Our use of money is one place where our spirituality gets incarnated. Spirituality in our imagination is rather high-minded, mystical, and holy. But money matters seem stressful, mundane, practical and –in these days of recession – discouraging. Bills need to be paid or there are consequences. We want to get things cheap. In restaurants, we tip according to what servers deserve. I am interested in the language used when we talk about money. Language reveals values. Often times the language of money contradicts the language of our spirituality. It is an old problem. Read Isaiah 58 on fasting and justice and notice that the very spiritual people were confronted by practices of profound economic injustice. In our day, many people are willing to go into debt to go on vacation, or purchase what they desire but will give only from what remains in their bank account at the end of the month. Because of these contradictions in our own lives, talking about money and giving inevitably makes us uncomfortable. Our claims that Jesus is our Lord and Master are put to the test when we face our own spending habits.

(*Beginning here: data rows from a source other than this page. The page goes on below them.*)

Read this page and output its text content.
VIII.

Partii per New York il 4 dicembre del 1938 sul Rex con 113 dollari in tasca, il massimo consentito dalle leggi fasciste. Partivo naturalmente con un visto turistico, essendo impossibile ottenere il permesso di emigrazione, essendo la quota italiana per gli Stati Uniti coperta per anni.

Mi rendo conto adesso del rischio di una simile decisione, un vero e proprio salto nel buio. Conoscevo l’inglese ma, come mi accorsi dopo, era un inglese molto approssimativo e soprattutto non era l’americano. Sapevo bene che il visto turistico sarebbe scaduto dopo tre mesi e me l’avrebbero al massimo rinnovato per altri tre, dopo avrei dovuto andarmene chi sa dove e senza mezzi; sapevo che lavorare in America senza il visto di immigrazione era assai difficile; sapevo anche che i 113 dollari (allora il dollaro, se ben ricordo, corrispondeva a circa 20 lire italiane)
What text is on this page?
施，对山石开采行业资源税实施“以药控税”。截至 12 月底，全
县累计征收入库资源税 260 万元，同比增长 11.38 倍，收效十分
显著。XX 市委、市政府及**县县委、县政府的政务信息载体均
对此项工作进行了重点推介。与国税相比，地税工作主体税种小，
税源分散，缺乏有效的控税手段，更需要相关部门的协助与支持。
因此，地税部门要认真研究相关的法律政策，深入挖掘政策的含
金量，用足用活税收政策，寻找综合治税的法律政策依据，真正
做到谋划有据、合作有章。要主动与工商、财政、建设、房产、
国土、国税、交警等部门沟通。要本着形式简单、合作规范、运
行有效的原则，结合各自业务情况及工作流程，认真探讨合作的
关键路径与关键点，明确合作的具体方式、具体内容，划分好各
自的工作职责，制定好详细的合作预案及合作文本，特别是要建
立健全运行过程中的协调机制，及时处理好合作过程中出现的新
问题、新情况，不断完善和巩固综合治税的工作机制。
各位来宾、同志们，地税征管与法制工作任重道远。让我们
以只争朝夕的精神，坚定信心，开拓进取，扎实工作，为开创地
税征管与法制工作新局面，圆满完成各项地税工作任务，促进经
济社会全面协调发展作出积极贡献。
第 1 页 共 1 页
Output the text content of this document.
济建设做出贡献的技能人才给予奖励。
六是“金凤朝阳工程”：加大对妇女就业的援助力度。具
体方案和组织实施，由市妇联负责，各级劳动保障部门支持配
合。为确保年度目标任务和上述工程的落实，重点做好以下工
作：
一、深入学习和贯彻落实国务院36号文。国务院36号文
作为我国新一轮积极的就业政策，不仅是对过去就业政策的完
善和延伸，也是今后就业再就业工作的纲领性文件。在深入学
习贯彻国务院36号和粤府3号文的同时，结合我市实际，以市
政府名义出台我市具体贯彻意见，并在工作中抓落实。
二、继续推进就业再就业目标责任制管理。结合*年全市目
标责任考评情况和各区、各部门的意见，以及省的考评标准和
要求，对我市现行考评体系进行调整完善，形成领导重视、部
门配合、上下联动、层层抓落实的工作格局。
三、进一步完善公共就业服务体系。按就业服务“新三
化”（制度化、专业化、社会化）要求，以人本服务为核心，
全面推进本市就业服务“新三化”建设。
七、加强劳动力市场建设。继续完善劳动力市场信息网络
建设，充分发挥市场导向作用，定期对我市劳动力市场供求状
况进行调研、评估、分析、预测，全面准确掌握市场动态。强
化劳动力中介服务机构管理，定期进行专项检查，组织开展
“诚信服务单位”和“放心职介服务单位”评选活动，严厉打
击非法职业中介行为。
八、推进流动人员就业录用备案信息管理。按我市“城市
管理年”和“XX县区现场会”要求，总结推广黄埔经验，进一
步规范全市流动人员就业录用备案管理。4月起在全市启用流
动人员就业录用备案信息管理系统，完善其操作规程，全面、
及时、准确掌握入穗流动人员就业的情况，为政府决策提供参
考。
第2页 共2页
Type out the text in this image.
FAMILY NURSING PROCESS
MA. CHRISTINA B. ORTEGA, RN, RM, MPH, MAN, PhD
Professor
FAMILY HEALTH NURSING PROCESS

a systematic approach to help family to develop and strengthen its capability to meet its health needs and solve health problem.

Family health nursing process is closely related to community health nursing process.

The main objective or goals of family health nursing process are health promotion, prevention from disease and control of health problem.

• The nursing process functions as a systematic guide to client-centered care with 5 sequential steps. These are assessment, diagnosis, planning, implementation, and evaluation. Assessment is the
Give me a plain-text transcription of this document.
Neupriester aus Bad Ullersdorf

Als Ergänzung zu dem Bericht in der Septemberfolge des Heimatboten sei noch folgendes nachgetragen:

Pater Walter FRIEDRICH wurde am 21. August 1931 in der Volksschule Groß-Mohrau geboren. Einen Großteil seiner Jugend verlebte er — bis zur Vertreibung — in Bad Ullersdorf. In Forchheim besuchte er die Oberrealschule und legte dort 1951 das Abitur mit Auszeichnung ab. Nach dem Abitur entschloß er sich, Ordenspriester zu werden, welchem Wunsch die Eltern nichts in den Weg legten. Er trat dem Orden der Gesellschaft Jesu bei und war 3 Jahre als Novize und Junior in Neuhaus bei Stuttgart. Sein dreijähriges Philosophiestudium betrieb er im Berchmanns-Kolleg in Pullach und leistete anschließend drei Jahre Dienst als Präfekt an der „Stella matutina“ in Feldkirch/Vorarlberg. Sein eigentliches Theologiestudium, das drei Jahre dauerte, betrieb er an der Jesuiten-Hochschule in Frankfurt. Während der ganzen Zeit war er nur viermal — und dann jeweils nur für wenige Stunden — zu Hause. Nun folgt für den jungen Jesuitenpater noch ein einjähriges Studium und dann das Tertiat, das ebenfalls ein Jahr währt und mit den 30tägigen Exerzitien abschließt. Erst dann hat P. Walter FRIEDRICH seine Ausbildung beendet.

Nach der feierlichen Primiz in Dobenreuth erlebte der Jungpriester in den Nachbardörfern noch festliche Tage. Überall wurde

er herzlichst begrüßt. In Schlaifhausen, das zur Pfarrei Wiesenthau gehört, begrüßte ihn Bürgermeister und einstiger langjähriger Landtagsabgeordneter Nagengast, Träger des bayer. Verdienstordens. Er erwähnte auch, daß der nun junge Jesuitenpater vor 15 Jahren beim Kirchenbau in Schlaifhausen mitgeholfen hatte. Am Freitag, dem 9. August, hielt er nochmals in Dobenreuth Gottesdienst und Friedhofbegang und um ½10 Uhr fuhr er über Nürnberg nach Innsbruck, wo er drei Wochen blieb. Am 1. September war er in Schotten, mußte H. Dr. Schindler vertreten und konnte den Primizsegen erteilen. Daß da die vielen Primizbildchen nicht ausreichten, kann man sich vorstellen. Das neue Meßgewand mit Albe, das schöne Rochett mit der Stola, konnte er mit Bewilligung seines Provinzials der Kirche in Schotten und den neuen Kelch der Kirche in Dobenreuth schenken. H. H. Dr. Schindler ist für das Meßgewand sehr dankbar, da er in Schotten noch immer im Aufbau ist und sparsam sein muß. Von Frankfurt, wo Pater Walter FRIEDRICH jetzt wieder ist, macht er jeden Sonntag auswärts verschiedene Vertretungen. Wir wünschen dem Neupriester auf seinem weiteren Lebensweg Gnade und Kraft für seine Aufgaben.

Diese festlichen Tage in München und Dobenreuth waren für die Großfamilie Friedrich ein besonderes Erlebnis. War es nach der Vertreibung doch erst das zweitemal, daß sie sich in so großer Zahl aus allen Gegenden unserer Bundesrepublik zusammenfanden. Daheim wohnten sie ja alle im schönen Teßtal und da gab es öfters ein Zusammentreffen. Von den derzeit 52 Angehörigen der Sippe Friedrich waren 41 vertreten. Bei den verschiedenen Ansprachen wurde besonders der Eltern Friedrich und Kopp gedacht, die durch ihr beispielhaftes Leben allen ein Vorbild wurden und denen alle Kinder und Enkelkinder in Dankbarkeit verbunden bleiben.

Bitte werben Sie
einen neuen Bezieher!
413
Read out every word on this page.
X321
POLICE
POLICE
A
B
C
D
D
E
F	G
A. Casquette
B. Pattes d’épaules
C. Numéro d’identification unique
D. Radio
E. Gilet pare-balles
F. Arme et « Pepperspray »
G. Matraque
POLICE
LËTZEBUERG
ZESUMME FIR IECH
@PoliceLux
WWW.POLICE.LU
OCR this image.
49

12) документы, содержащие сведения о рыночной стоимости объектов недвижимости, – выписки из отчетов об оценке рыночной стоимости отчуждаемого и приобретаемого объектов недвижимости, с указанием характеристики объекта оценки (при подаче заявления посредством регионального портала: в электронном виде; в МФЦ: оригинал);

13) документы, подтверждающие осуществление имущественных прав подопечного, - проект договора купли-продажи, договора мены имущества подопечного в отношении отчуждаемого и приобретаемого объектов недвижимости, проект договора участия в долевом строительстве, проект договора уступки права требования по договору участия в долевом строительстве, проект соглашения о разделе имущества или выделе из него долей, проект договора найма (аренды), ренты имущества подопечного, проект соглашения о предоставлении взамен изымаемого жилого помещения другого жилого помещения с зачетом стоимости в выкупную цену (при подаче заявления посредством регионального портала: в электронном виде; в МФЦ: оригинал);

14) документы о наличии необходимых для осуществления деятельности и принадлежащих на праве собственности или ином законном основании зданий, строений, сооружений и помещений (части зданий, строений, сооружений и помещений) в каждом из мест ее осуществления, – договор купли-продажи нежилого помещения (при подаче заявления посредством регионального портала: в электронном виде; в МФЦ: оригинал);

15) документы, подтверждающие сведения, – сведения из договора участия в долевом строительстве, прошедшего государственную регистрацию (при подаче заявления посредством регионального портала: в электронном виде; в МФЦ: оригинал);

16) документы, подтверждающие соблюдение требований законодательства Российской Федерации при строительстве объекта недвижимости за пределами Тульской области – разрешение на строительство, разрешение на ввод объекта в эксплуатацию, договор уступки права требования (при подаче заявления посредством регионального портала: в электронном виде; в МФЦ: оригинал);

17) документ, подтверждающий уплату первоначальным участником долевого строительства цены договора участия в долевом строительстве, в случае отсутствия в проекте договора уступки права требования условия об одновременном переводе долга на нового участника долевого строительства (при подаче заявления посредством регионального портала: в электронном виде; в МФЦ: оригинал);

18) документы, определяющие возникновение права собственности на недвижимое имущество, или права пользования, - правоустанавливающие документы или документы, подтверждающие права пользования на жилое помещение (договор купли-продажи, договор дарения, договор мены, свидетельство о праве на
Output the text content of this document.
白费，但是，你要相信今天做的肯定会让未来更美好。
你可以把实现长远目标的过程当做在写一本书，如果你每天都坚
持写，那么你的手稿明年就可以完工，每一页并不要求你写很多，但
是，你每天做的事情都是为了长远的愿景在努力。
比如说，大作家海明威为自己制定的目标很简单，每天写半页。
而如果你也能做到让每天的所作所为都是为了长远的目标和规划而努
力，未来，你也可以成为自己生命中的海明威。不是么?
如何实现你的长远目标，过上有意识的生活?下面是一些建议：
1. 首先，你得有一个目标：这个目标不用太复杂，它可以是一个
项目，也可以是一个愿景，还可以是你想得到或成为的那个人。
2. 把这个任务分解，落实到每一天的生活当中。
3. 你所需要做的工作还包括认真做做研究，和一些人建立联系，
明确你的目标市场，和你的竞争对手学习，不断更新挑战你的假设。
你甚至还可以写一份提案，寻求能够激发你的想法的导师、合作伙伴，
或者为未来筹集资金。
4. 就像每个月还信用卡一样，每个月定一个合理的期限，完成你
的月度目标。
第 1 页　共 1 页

But this is also why pastors and elders need to take responsibility for leading the congregation in this area. We are not solving a budget crisis. We are always engaging the heart - which means we are engaging our own heart. Over the years I have found that those who find it easy to speak about money, giving, and generosity are the ones have learned to face the tension in their own heart. Because they want to follow Jesus they are willing to be disciplined by Jesus in their money management. When faced with the tension and when they feel resistance rise in their hearts, they have examined their own hearts to see how the ‘desires of the flesh’ are interfering with their walk with God. The Stewardship of our money is really just incarnated spirituality.
I don’t know what the best strategy is. You can share yours, it might work for others. But I know who is responsible. You are. I know dealing with our money is a matter of “following Jesus.” It is a sensitive matter. It reveals the core of our heart. What is at stake our willingness to be disciplined by our claim that Jesus is Lord, and that we seek first his kingdom. This is not good to avoid.